Feeling Unprepared

I’m feeling unprepared for the week ahead. Tomorrow afternoon I am leaving for my longest business trip since Ella was born. I’m heading to Las Vegas for six days for our biggest trade show of the year. It was this same show last year that I left Ella for the first time to manage.

You would think a year later I wouldn’t be struggling with leaving, but here I am, freaking out. Six days were a long time to be away from Josh and home before Ella, now it seems like an eternity. Aside from quick trips over the past few months, I haven’t been away from more than two nights since I was in Boston, nine months ago.

I think Ella must sense that I’m going away because she is being extra clingy and has even been nice enough to want to hang out with only me in the middle of the night. I hope that after the first night I’m away (it’s always the worst), she’ll be a good sleeper for Josh. Six bedtimes without mommy and her milk should be interesting. At least there is Skype so she can see me and I can say goodnight just like I do when we’re at home.

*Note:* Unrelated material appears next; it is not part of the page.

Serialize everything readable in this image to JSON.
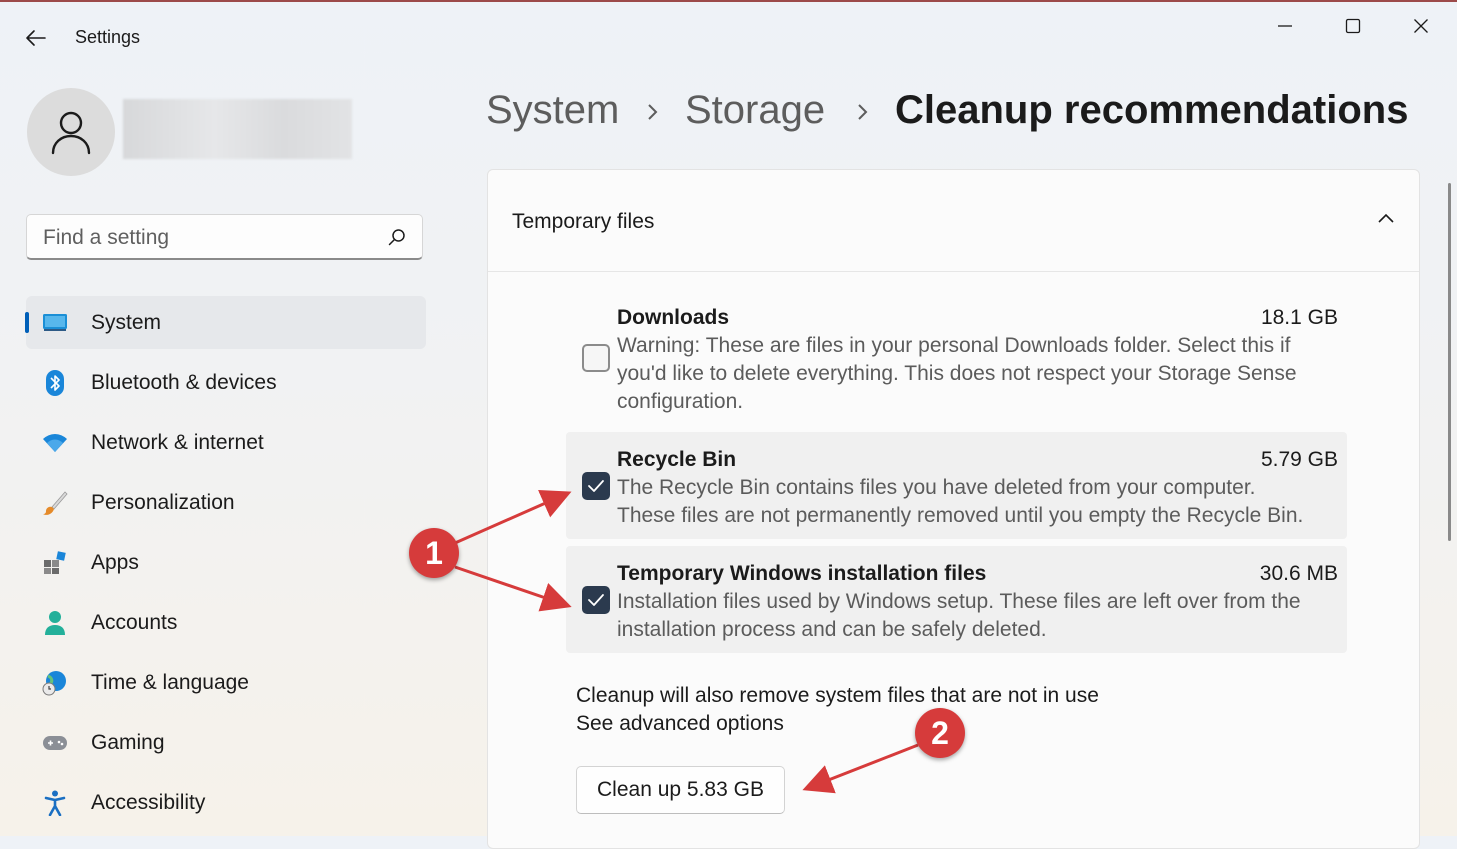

Leaving Ella isn’t the only thing I’m feeling unprepared for. I’m also running the Las Vegas Rock n’ Roll Half Marathon on Sunday. I had the best intentions of sticking to the training plan I created for myself. I really did. Then life happened. Work got insanely busy, Ella got sick, I got sick. I still got in my long runs, but my speed work went straight down the tubes. It’s not necessarily the distance I’m uneasy about since I ran 13 miles a week ago, it’s my pace I’m unsure of. I’m still planning on this being a fun run, but it’s the last distance race of the season for me and it would be great to go out with a PR.

Surprisingly the trade show that I’ve been planning for months now is the only thing I’m not stressed about. We’re going to have a beautiful new booth and hopefully a great turnout. I’m going to be super busy so the days should fly right by. When I get home it will only be 15 days until we have 12 glorious days of vacation as a family. Cannot wait!

I know Ella will be fine. Josh will be fine. I’m sure they will have a lot of fun having father-daughter time. The race will go how it is supposed to go. I just need to relax and let go. On the bright side of things, I get to eat great food and get hours of uninterrupted sleep. I may even get to work out before 8pm.